The report gave Nebraska A’s in unemployment rate, right to work, unemployment insurance, business inventory tax, comprehensive tax-new firms, comprehensive tax-mature firms, litigation environment, transportation infrastructure, incentives (nine factors), and marketing/website/response to new and existing employers (four factors). The state received B’s in high school and college completion, and workers’ compensation.


“This is a governor and legislature that ‘gets it’ and they are working hard and smart to develop an economy that will work for the benefit of all Nebraskans. Governor Heineman recognizes that in today’s highly competitive global economy state leadership must work outside of the traditional economic development box if they are to provide Nebraskans with a robust economy. He has formed an economic development team that state residents and businesses should be proud of,” said Pollina.

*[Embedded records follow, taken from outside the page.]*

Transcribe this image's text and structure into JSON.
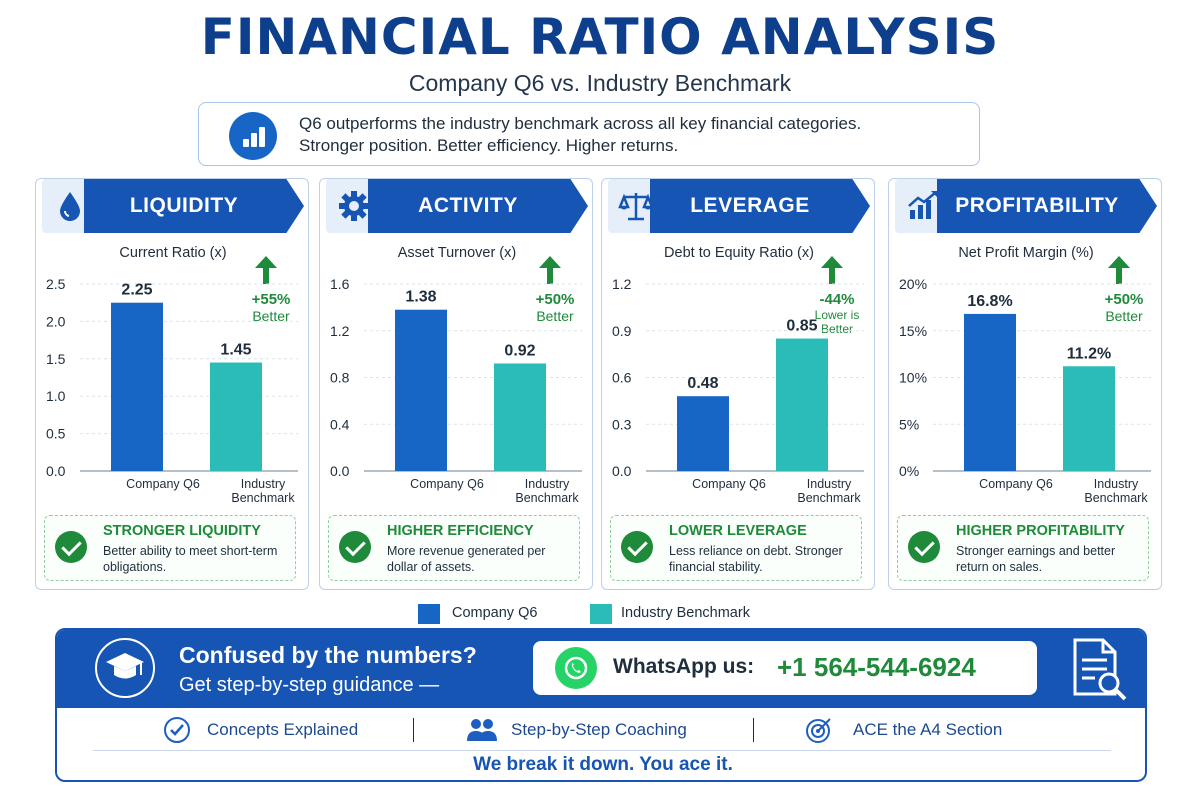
{
  "header": {
    "title": "FINANCIAL RATIO ANALYSIS",
    "subtitle": "Company Q6 vs. Industry Benchmark"
  },
  "summary": {
    "line1": "Q6 outperforms the industry benchmark across all key financial categories.",
    "line2": "Stronger position. Better efficiency. Higher returns."
  },
  "colors": {
    "company": "#1766c5",
    "benchmark": "#2bbcb8",
    "accent": "#1655b3",
    "positive": "#1f8a3a"
  },
  "chart_data": [
    {
      "type": "bar",
      "section": "LIQUIDITY",
      "icon": "droplet-icon",
      "title": "Current Ratio (x)",
      "categories": [
        "Company Q6",
        "Industry Benchmark"
      ],
      "values": [
        2.25,
        1.45
      ],
      "value_labels": [
        "2.25",
        "1.45"
      ],
      "yticks": [
        "0.0",
        "0.5",
        "1.0",
        "1.5",
        "2.0",
        "2.5"
      ],
      "ylim": [
        0,
        2.5
      ],
      "delta": "+55%",
      "delta_note": "Better",
      "delta_note_small": false,
      "insight_title": "STRONGER LIQUIDITY",
      "insight_text": "Better ability to meet short-term obligations."
    },
    {
      "type": "bar",
      "section": "ACTIVITY",
      "icon": "gear-icon",
      "title": "Asset Turnover (x)",
      "categories": [
        "Company Q6",
        "Industry Benchmark"
      ],
      "values": [
        1.38,
        0.92
      ],
      "value_labels": [
        "1.38",
        "0.92"
      ],
      "yticks": [
        "0.0",
        "0.4",
        "0.8",
        "1.2",
        "1.6"
      ],
      "ylim": [
        0,
        1.6
      ],
      "delta": "+50%",
      "delta_note": "Better",
      "delta_note_small": false,
      "insight_title": "HIGHER EFFICIENCY",
      "insight_text": "More revenue generated per dollar of assets."
    },
    {
      "type": "bar",
      "section": "LEVERAGE",
      "icon": "scale-icon",
      "title": "Debt to Equity Ratio (x)",
      "categories": [
        "Company Q6",
        "Industry Benchmark"
      ],
      "values": [
        0.48,
        0.85
      ],
      "value_labels": [
        "0.48",
        "0.85"
      ],
      "yticks": [
        "0.0",
        "0.3",
        "0.6",
        "0.9",
        "1.2"
      ],
      "ylim": [
        0,
        1.2
      ],
      "delta": "-44%",
      "delta_note": "Lower is Better",
      "delta_note_small": true,
      "insight_title": "LOWER LEVERAGE",
      "insight_text": "Less reliance on debt. Stronger financial stability."
    },
    {
      "type": "bar",
      "section": "PROFITABILITY",
      "icon": "growth-chart-icon",
      "title": "Net Profit Margin (%)",
      "categories": [
        "Company Q6",
        "Industry Benchmark"
      ],
      "values": [
        16.8,
        11.2
      ],
      "value_labels": [
        "16.8%",
        "11.2%"
      ],
      "yticks": [
        "0%",
        "5%",
        "10%",
        "15%",
        "20%"
      ],
      "ylim": [
        0,
        20
      ],
      "delta": "+50%",
      "delta_note": "Better",
      "delta_note_small": false,
      "insight_title": "HIGHER PROFITABILITY",
      "insight_text": "Stronger earnings and better return on sales."
    }
  ],
  "legend": {
    "company": "Company Q6",
    "benchmark": "Industry Benchmark"
  },
  "cta": {
    "question": "Confused by the numbers?",
    "guidance": "Get step-by-step guidance —",
    "whatsapp_label": "WhatsApp us:",
    "whatsapp_number": "+1 564-544-6924",
    "features": [
      "Concepts Explained",
      "Step-by-Step Coaching",
      "ACE the A4 Section"
    ],
    "tagline": "We break it down. You ace it."
  }
}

“Pollina’s #2 ranking for Nebraska solidifies what Nebraska and Nebraskans have to offer,” said Catherine Lang, director of the Nebraska Department of Economic Development (DED). “This study is well-respected among the economic development world, and Gov. Heineman, the legislature, DED, and our Nebraska communities continue to work together reviewing and upgrading the factors that make Nebraska’s pro-business climate so attractive for recruiting and retaining growing businesses.”


“In terms of Stage II, Incentives and Economic Development Agency Factors, Nebraska continued its strong showing by placing #5 in this Stage, reflecting the states emphasis on providing the tools necessary for businesses to grow.  In the area of incentive programs, they performed extremely well receiving a Report Card grade of “A” and a rank of #9 in the nation.  In terms Marketing/Website/Response to new and existing employers, Nebraska also performed exceptionally receiving a grade of “A.”  The state’s economic development efforts ranked # 1 tying with Kansas, Louisiana, Missouri, Ohio, and Utah. Nebraska’s economic development website is among the top five in the nation,” stated Pollina. 


Considered one of the most, if not the most comprehensive study of its type, the Pollina Corporate Top 10 Pro-Business States annual study analyzes and identifies the most effective state governments at creating pro-business environments. The study examines 32 factors controlled by state government, including taxation, human resources, infrastructure, economic incentive programs and state economic development efforts.


Since 2004, the study has been covered by The Wall Street Journal, Forbes, CBS, NBC, CNN and NPR, as well as TV and radio stations, and newspapers across the nation. Several reports consider the Pollina Corporate Top 10 Pro-Business States study to be the “Gold Standard” by which all states should be judged.